With this overwhelming showing of Gall’s severe mental illness and his high potential for future dangerousness, we condition the grant of Gall’s habeas petition on the state’s granting him an involuntary hospitalization proceeding, just as he would have been provided if he had been found insane under Ky.Rev. Stat. Ann. § 504.030 (requiring such a proceeding for defendants who are acquitted by reason of insanity). We leave it to that proceeding to determine if Gall meets the guidelines of Ky.Rev.Stat. Ann. ch. 202A, which provides for confinement and hospitalization of mentally ill and dangerous persons until a time when they no longer present a danger to themselves or others. As this Court once stated in similar circumstances, we can only hope that the Commonwealth will note the overwhelming evidence that this man is severely mentally ill and highly dangerous and commit him indefinitely on that basis. See Stacy v. Love, 679 F.2d at 1214.

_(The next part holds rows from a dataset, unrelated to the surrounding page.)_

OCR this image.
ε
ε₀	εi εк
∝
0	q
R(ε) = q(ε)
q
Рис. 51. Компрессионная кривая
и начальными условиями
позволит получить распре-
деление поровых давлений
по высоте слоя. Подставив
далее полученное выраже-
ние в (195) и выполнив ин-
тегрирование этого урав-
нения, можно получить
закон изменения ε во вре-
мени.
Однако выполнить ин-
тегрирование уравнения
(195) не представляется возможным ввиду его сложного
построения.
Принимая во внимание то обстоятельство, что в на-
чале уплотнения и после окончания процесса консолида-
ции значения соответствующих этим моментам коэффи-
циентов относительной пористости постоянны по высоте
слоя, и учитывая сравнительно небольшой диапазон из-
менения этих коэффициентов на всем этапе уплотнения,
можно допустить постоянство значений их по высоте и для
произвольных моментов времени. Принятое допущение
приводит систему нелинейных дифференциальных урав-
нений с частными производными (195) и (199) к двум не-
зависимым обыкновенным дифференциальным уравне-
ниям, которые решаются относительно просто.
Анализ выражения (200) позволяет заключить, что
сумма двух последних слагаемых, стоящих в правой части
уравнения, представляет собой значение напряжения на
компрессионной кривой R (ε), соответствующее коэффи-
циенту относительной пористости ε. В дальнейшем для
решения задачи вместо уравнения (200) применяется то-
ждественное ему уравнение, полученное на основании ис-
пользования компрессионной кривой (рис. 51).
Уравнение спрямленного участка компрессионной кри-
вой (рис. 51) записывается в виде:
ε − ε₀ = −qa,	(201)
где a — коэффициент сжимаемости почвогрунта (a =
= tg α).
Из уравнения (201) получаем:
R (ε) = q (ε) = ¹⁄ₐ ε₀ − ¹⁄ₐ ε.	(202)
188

Gall, 231 F.3d at 335-36. Normally, unconditional release from prison is not the appropriate remedy in habeas corpus unless a court has denied release on a condition that a lesser remedy be granted, but which has gone unfulfilled. See Burkett v. Cunningham, 826 F.2d 1208, 1222 (3d Cir. 1987). In this case, this court directed that Gall’s habeas petition be granted, but denied him outright release conditioned on the state’s granting him an involuntary hospitalization proceeding to provide the state an opportunity to protect the public from obvious danger. It is submitted that this court did not, as Gall suggests, direct that the state must provide Gall an involuntary commitment proceeding rather than release him. Under the unusual circumstances of this case, Gall’s claim on appeal lacks merit.

For the foregoing reasons, the motions to stay and to dismiss are denied, and the district court’s judgment is affirmed. 
      
      . If we believed that there was even a minimally plausible argument that double jeopardy did not apply here, we would certainly provide the Commonwealth an opportunity to make that case, as the dissent suggests. But Burks makes it clear beyond doubt that double jeopardy does apply in this instance.